The current chicory market can be characterized as extreme. "Volumes are low, and prices are high," states Dennis Blankendaal. He is from Frysk Witlof. This chicory farm is in Sexbierum, the Netherlands. "Chicory is going for around €2 at auction at the moment. That is a tremendously high price."
"It is difficult to harvest the chicory roots at the moment. Other countries are also coming up short. For example, people from France are now phoning us for chicory earlier. Rather than being competition. There is also very little of this product in Germany. There is a limited supply of other vegetables too. More chicory is, therefore, being eaten," says Dennis.
Frysk Witlof harvests between 250 and 280 hectares worth of Belgian and Dutch chicory. This makes it the largest chicory company in the Netherlands. This cultivation business is affiliated with the Best of Four cooperative.
"Recently, there has been new chicory on the market here and there. We would rather hold on to the old chicory for a little longer. In this way, we can ensure its quality," explains the grower. "I expect the shortages to continue for a while. Prices are, however, expected to fall somewhat in the coming weeks. From week 49, we will start with red chicory again too."
"We continuously invest in optimizing chicory's cultivation and processing, as well as its packaging lines. In 2017, for instance, we built ten new forcing rooms. This year, we built 11 more," continues Dennis. The company is also very busy with new packaging solutions.

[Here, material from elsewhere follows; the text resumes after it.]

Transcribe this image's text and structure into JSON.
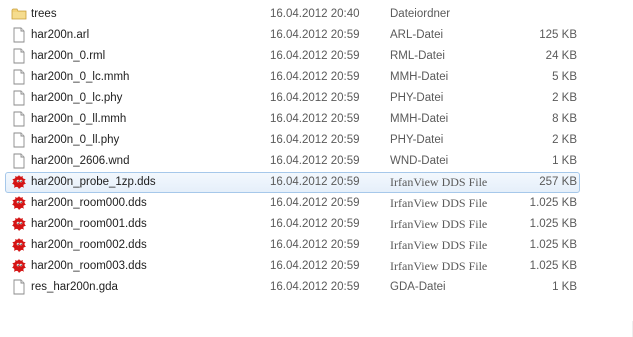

"Supermarkets simply want as little plastic as possible. I think the flow pack will be completely phased out in time. The chicory will only be offered loose. We are currently focusing on cardboard packaging. But, chicory needs to a sealed pack. So, the cardboard option has not proved successful yet."
"Supply continuity is only going to become more difficult. Certainly for our sector. There are several reasons for this. Small family businesses are on the decline. The extreme weather conditions and the reduction of pesticides are also contributing factors."
"We believe multi-layered hydroponic cultivation can solve this problem. This farming must be done in an enclosed space. This gives you better control over these future issues. We will also focus on this. We believe we are well-suited to this. We have the resources and know-how to make this feasible, too," concludes Blankendaal.